Talvez seja verdade que ela tivesse sido obrigada a gravar o comercial veiculado para a Semana da Pátria por militares munidos de filmadora e roteiro, que a detiveram após um show que fazia no Teatro da Praia, no Rio de Janeiro. Apareceram de “surpresa” em seu camarim. No mais, porque era mãe, o medo justificaria sua participação no evento setembrino. Temia pela vida do filho; temia pela vida do filho sem a mãe, ainda mais depois da experiência traumática que vivenciara no Centro de Relações Públicas do Exército em 1968 por conta de sua entrevista à revista holandesa Tros-Nederland, na qual afirmou que o Brasil era “governado por um bando de gorilas”.

Pode o medo também ter obrigado outros artistas a “colaborarem” com o Regime: Luiz Gonzaga, Jair Rodrigues, Roberto Carlos, Jorge Ben, Wilson Simonal, Cauby Peixoto, Marcos Valle, Ronnie Von, Zimbo Trio, Elizete Cardoso, Marília Pêra, Paulo Gracindo, Tarcísio Meira, Glória Menezes e, até mesmo, Clarice Lispector.

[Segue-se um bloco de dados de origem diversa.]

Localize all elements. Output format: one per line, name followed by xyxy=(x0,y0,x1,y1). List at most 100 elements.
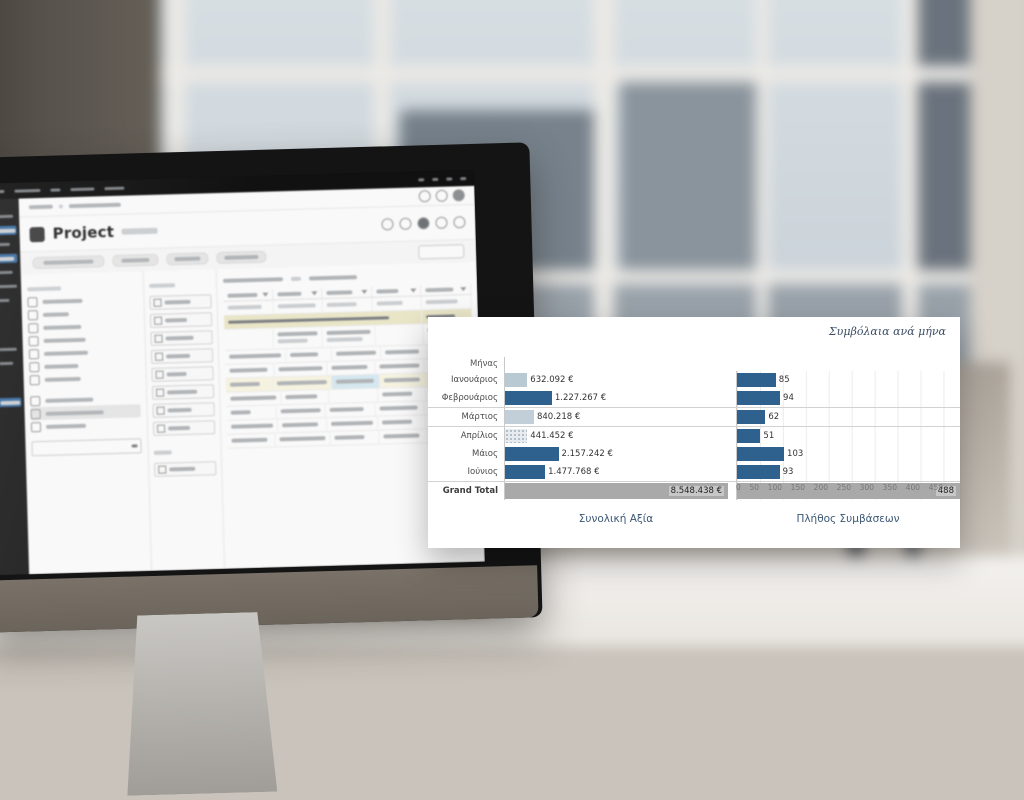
menu-item[interactable] xyxy=(70,186,95,191)
rail-item[interactable] xyxy=(0,212,16,222)
rail-item-selected[interactable] xyxy=(0,225,17,236)
view-button[interactable] xyxy=(152,420,216,436)
chart-row: Φεβρουάριος 1.227.267 € 94 xyxy=(428,389,960,407)
grid-icon xyxy=(27,296,38,307)
share-icon[interactable] xyxy=(381,218,394,231)
value-bar[interactable] xyxy=(505,465,546,479)
value-bar[interactable] xyxy=(505,391,552,405)
view-selector[interactable] xyxy=(222,277,284,283)
rail-item[interactable] xyxy=(0,345,20,355)
column-header[interactable] xyxy=(272,288,323,300)
user-icon[interactable] xyxy=(417,217,430,230)
clock-icon[interactable] xyxy=(399,217,412,230)
count-bar[interactable] xyxy=(737,447,785,461)
rail-item-selected[interactable] xyxy=(0,253,18,264)
column-header[interactable] xyxy=(421,283,472,296)
view-button[interactable] xyxy=(150,330,213,346)
view-icon xyxy=(157,424,166,433)
view-icon xyxy=(153,298,162,307)
rail-item[interactable] xyxy=(0,240,17,250)
rail-item[interactable] xyxy=(0,359,20,369)
value-bar[interactable] xyxy=(505,447,559,461)
hamburger-icon[interactable] xyxy=(0,189,5,193)
avatar[interactable] xyxy=(460,176,467,180)
app-logo xyxy=(29,226,45,242)
search-icon xyxy=(131,444,138,448)
bell-icon[interactable] xyxy=(432,177,439,181)
count-bar[interactable] xyxy=(737,429,761,443)
count-bar[interactable] xyxy=(737,465,780,479)
more-icon[interactable] xyxy=(452,189,465,202)
column-header[interactable] xyxy=(372,285,422,297)
count-total-bar[interactable] xyxy=(737,483,960,499)
value-total-bar[interactable] xyxy=(505,483,728,499)
column-header[interactable] xyxy=(322,286,373,299)
view-icon xyxy=(158,465,167,474)
window-mullion xyxy=(594,0,614,390)
nav-item[interactable] xyxy=(30,417,141,433)
tab[interactable] xyxy=(32,255,105,270)
monitor-screen: Project xyxy=(0,169,485,576)
count-bar[interactable] xyxy=(737,410,766,424)
x-axis-label-count: Πλήθος Συμβάσεων xyxy=(796,513,900,525)
tab[interactable] xyxy=(216,250,267,265)
tab[interactable] xyxy=(112,253,159,267)
view-button[interactable] xyxy=(152,402,215,418)
count-total-label: 488 xyxy=(935,486,956,496)
help-icon[interactable] xyxy=(453,216,466,229)
breadcrumb-item[interactable] xyxy=(28,204,53,210)
row-label: Μάιος xyxy=(471,449,498,459)
settings-icon[interactable] xyxy=(435,216,448,229)
breadcrumb-item[interactable] xyxy=(68,202,121,209)
search-icon[interactable] xyxy=(418,177,425,181)
count-bar[interactable] xyxy=(737,391,781,405)
view-button[interactable] xyxy=(151,366,214,382)
refresh-icon[interactable] xyxy=(418,190,431,203)
value-bar[interactable] xyxy=(505,373,528,387)
chart-row: Ιούνιος 1.477.768 € 93 xyxy=(428,463,960,481)
rail-item[interactable] xyxy=(0,268,18,278)
tab[interactable] xyxy=(166,252,209,266)
menu-item[interactable] xyxy=(104,186,125,190)
folder-icon xyxy=(28,322,39,333)
view-button[interactable] xyxy=(150,348,214,364)
axis-tick: 50 xyxy=(749,483,759,492)
app-main: Project xyxy=(18,185,485,575)
row-label: Μάρτιος xyxy=(461,412,498,422)
doc-icon xyxy=(27,309,39,320)
rail-item[interactable] xyxy=(0,282,18,292)
axis-labels: Συνολική Αξία Πλήθος Συμβάσεων xyxy=(428,513,960,525)
view-button[interactable] xyxy=(149,294,212,310)
menu-item[interactable] xyxy=(50,187,61,192)
value-label: 1.227.267 € xyxy=(554,393,607,403)
settings-icon[interactable] xyxy=(446,176,453,181)
pin-icon[interactable] xyxy=(435,189,448,202)
window-mullion xyxy=(756,0,768,390)
view-button[interactable] xyxy=(151,384,215,400)
page-title: Project xyxy=(52,222,115,243)
rail-item-selected[interactable] xyxy=(0,397,22,408)
app-body xyxy=(20,261,485,575)
globe-icon xyxy=(30,421,42,432)
panel-search-input[interactable] xyxy=(31,438,142,457)
grid-search[interactable] xyxy=(308,275,358,281)
menu-item[interactable] xyxy=(14,188,41,193)
column-header[interactable] xyxy=(223,289,274,301)
value-bar[interactable] xyxy=(505,429,528,443)
row-label: Grand Total xyxy=(442,486,498,496)
axis-tick: 300 xyxy=(859,483,874,492)
axis-tick: 0 xyxy=(736,483,741,492)
count-label: 51 xyxy=(763,431,775,441)
view-icon xyxy=(155,388,165,397)
rail-item[interactable] xyxy=(0,296,19,306)
view-icon xyxy=(155,370,164,379)
view-button[interactable] xyxy=(154,461,217,477)
view-button[interactable] xyxy=(149,312,213,328)
count-bar[interactable] xyxy=(737,373,776,387)
filter-icon xyxy=(311,291,318,296)
nav-item[interactable] xyxy=(29,370,140,386)
header-action-button[interactable] xyxy=(418,244,465,260)
tag-icon xyxy=(29,361,40,372)
count-label: 103 xyxy=(787,449,804,459)
value-bar[interactable] xyxy=(505,410,534,424)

Medo ou simpatia (ou entrega voluntária, o que chamaremos simplesmente de entrega, porque implica ativismo), não importa, ambos são irrelevantes para a militância.

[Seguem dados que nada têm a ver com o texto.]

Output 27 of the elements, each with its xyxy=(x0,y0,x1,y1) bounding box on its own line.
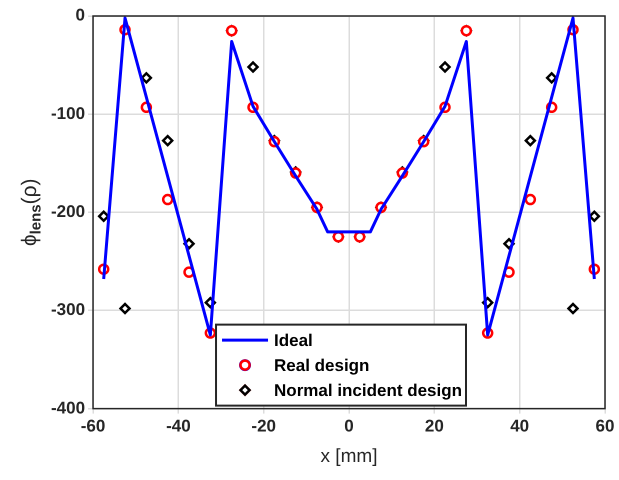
point xyxy=(524,134,536,146)
point xyxy=(546,72,558,84)
x-tick-label: -40 xyxy=(166,416,191,436)
y-tick-label: -200 xyxy=(50,202,86,221)
point xyxy=(119,302,131,314)
legend-label: Ideal xyxy=(274,330,313,350)
x-tick-label: 20 xyxy=(424,416,444,436)
point xyxy=(247,61,259,73)
legend-label: Normal incident design xyxy=(274,380,462,400)
y-tick-label: -300 xyxy=(50,300,86,320)
point xyxy=(140,72,152,84)
x-tick-label: 60 xyxy=(596,416,614,436)
y-tick-label: -100 xyxy=(50,104,86,123)
x-tick-label: 0 xyxy=(344,416,354,436)
point xyxy=(162,134,174,146)
x-axis-title: x [mm] xyxy=(320,446,378,467)
legend-label: Real design xyxy=(274,356,370,375)
point xyxy=(567,302,579,314)
x-tick-label: 40 xyxy=(510,416,530,436)
x-tick-label: -20 xyxy=(251,416,276,436)
x-tick-label: -60 xyxy=(80,416,106,436)
y-axis-title: ϕlens(ρ) xyxy=(18,178,44,246)
point xyxy=(162,194,174,206)
point xyxy=(439,61,451,73)
y-tick-label: -400 xyxy=(50,398,86,418)
point xyxy=(524,194,536,206)
y-tick-label: 0 xyxy=(76,6,86,25)
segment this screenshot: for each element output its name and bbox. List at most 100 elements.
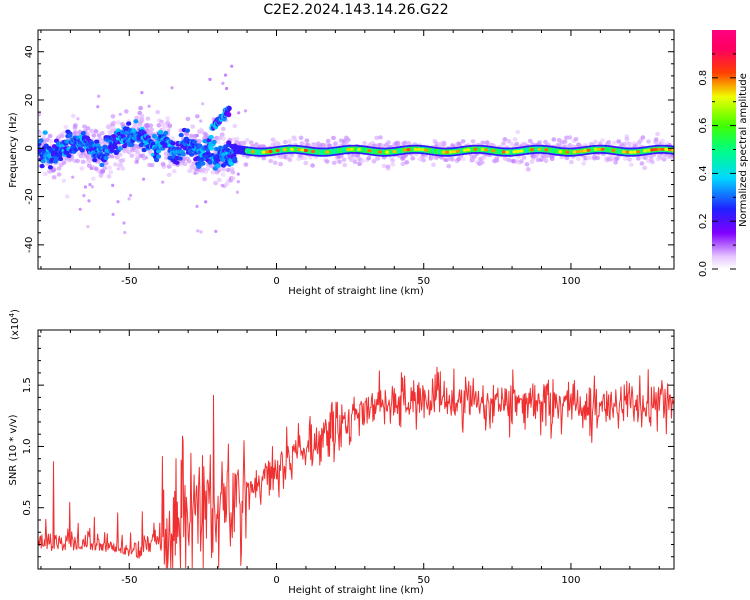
heatmap-cell	[56, 166, 62, 171]
heatmap-cell	[478, 160, 484, 165]
heatmap-cell	[524, 162, 530, 167]
heatmap-cell	[501, 141, 506, 146]
heatmap-cell	[133, 119, 139, 124]
spectrogram-panel: -50 0 50 100 -40 -20 0 20 40 Height of straight…	[8, 29, 749, 297]
heatmap-cell	[421, 158, 426, 163]
heatmap-cell	[198, 169, 202, 173]
heatmap-cell	[78, 207, 82, 211]
heatmap-cell	[374, 156, 380, 161]
y-tick-label: 40	[24, 45, 35, 58]
heatmap-cell	[657, 155, 663, 161]
heatmap-cell	[204, 200, 208, 204]
heatmap-cell	[646, 148, 651, 152]
heatmap-cell	[59, 133, 65, 139]
heatmap-cell	[325, 150, 330, 154]
heatmap-cell	[349, 147, 354, 151]
heatmap-cell	[402, 140, 408, 145]
heatmap-cell	[193, 166, 197, 170]
heatmap-cell	[103, 161, 109, 166]
heatmap-cell	[270, 137, 276, 142]
heatmap-cell	[141, 147, 147, 153]
heatmap-cell	[575, 156, 581, 161]
snr-y-multiplier: (x104)	[8, 309, 21, 340]
heatmap-cell	[420, 148, 425, 152]
heatmap-cell	[484, 148, 489, 152]
heatmap-cell	[216, 177, 222, 183]
heatmap-cell	[241, 140, 247, 145]
heatmap-cell	[356, 147, 361, 152]
heatmap-cell	[521, 155, 527, 160]
heatmap-cell	[117, 146, 123, 151]
heatmap-cell	[378, 135, 383, 140]
heatmap-cell	[111, 120, 117, 125]
heatmap-cell	[254, 142, 259, 147]
y-tick-label: 0.5	[22, 500, 33, 516]
heatmap-cell	[502, 156, 508, 161]
heatmap-cell	[635, 156, 641, 161]
heatmap-cell	[102, 166, 108, 171]
heatmap-cell	[342, 162, 348, 168]
heatmap-cell	[223, 73, 228, 77]
heatmap-cell	[345, 137, 351, 143]
heatmap-cell	[265, 150, 270, 154]
heatmap-cell	[208, 134, 214, 140]
heatmap-cell	[122, 143, 128, 149]
heatmap-cell	[378, 150, 383, 154]
heatmap-cell	[109, 154, 115, 159]
heatmap-cell	[200, 161, 206, 166]
heatmap-cell	[90, 176, 96, 181]
heatmap-cell	[470, 157, 476, 163]
x-tick-label: 50	[417, 575, 430, 586]
colorbar: 0.0 0.2 0.4 0.6 0.8 Normalized spectral ampl…	[698, 30, 749, 277]
heatmap-cell	[102, 144, 108, 149]
heatmap-cell	[646, 139, 651, 144]
heatmap-cell	[194, 114, 200, 119]
heatmap-cell	[38, 138, 44, 143]
heatmap-cell	[512, 137, 518, 142]
heatmap-cell	[299, 141, 305, 146]
heatmap-cell	[268, 149, 273, 154]
heatmap-cell	[162, 127, 167, 132]
heatmap-cell	[85, 126, 91, 131]
heatmap-cell	[324, 159, 330, 164]
x-tick-label: -50	[121, 276, 137, 287]
heatmap-cell	[460, 139, 466, 144]
heatmap-cell	[381, 163, 387, 169]
heatmap-cell	[344, 141, 349, 146]
heatmap-cell	[448, 150, 453, 154]
heatmap-cell	[250, 150, 255, 154]
heatmap-cell	[400, 161, 406, 167]
heatmap-cell	[161, 180, 165, 184]
heatmap-cell	[632, 150, 637, 154]
heatmap-cell	[227, 105, 232, 111]
colorbar-ticks: 0.0 0.2 0.4 0.6 0.8	[698, 53, 736, 277]
y-tick-label: 20	[24, 94, 35, 107]
heatmap-cell	[137, 122, 143, 128]
heatmap-cell	[129, 142, 135, 147]
heatmap-cell	[282, 148, 287, 152]
heatmap-cell	[230, 170, 236, 175]
spectrogram-x-ticks: -50 0 50 100	[40, 30, 660, 287]
heatmap-cell	[140, 91, 144, 95]
heatmap-cell	[86, 225, 90, 229]
heatmap-cell	[226, 140, 232, 145]
heatmap-cell	[42, 171, 48, 177]
heatmap-cell	[118, 112, 122, 116]
heatmap-cell	[431, 162, 436, 167]
snr-y-ticks: 0.5 1.0 1.5	[22, 335, 674, 558]
heatmap-cell	[600, 138, 605, 143]
heatmap-cell	[87, 199, 91, 203]
heatmap-cell	[226, 112, 232, 118]
heatmap-cell	[111, 183, 115, 187]
heatmap-cell	[67, 133, 73, 138]
heatmap-cell	[63, 124, 69, 130]
heatmap-cell	[417, 147, 421, 151]
heatmap-cell	[515, 129, 521, 135]
heatmap-cell	[149, 163, 155, 168]
heatmap-cell	[308, 155, 313, 160]
heatmap-cell	[562, 139, 568, 144]
spectrogram-y-ticks: -40 -20 0 20 40	[24, 39, 674, 270]
heatmap-cell	[366, 155, 372, 161]
heatmap-cell	[229, 161, 235, 166]
heatmap-cell	[653, 137, 659, 142]
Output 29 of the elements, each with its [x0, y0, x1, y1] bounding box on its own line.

Dois anos depois, atravessamos o Atlântico.

Findava o mês de abril de 1974. Casa lotada em Lisboa, Portugal. A Rainha do Fado posiciona-se entre a viola e a guitarra portuguesa para chorar a primeira canção daquela noite. Tensa e parecendo exaurida com o peso dos inigualáveis diamantes que compunham o broche redondo preso em seu vestido escuro, bem como dos que se penduravam no par de brincos Chandelier, quase em tamanho real, mas, mesmo assim, pronta para oferecer ao auditório o som divinal de sua voz inigualável até os dias correntes, é interrompida por gritos de “Fascista!”, “Vai-te embora!”, além de outras provocações relacionando-a ao mais odiado ditador daquele país, António de Oliveira Salazar, dizendo, inclusive, que pertencia à PIDE (Polícia Internacional e de Defesa do Estado, a polícia política lusa entre 1945 e 1969).

Uma década depois, há exatos 34 anos, em setembro de 1984 (ano em que, em Nova Iorque, ela teria tentado suicídio), Amália da Piedade Rodrigues diz ao seu entrevistador, Nuno Espinal da Revista Espaço Aberto: “Sabe? Não sou uma mulher culta, nem conte que vá responder a perguntas de cultura. Acontece que nem tenho mais que três anos de escola”.

Tamanha humildade, inversamente proporcional a suas joias e seus amores, foi bastante conveniente. Mesmo sendo a melhor entre os melhores dos seus pares, sua voz em estado da arte não teria o condão de transformá-la em historiadora, literata ou cientista política.

Contudo, foi em razão dessa sua justa consciência talar que, injustamente, alguns jornalistas e outros artistas, estes engajados contra a tirania, deram passagem aos gritos famigeradores. Artistas que, antes, cantavam o “soldado que vais para a guerra”, “Angola é nossa”, e coisas assim e que, num passe de mágica, viraram à esquerda. Confessa Amália Rodrigues: “eu até aceitava que Angola era nossa, mas valeu-me o meu bom gosto para nunca cantar nada disso. Mas ai de mim se o tivesse feito.”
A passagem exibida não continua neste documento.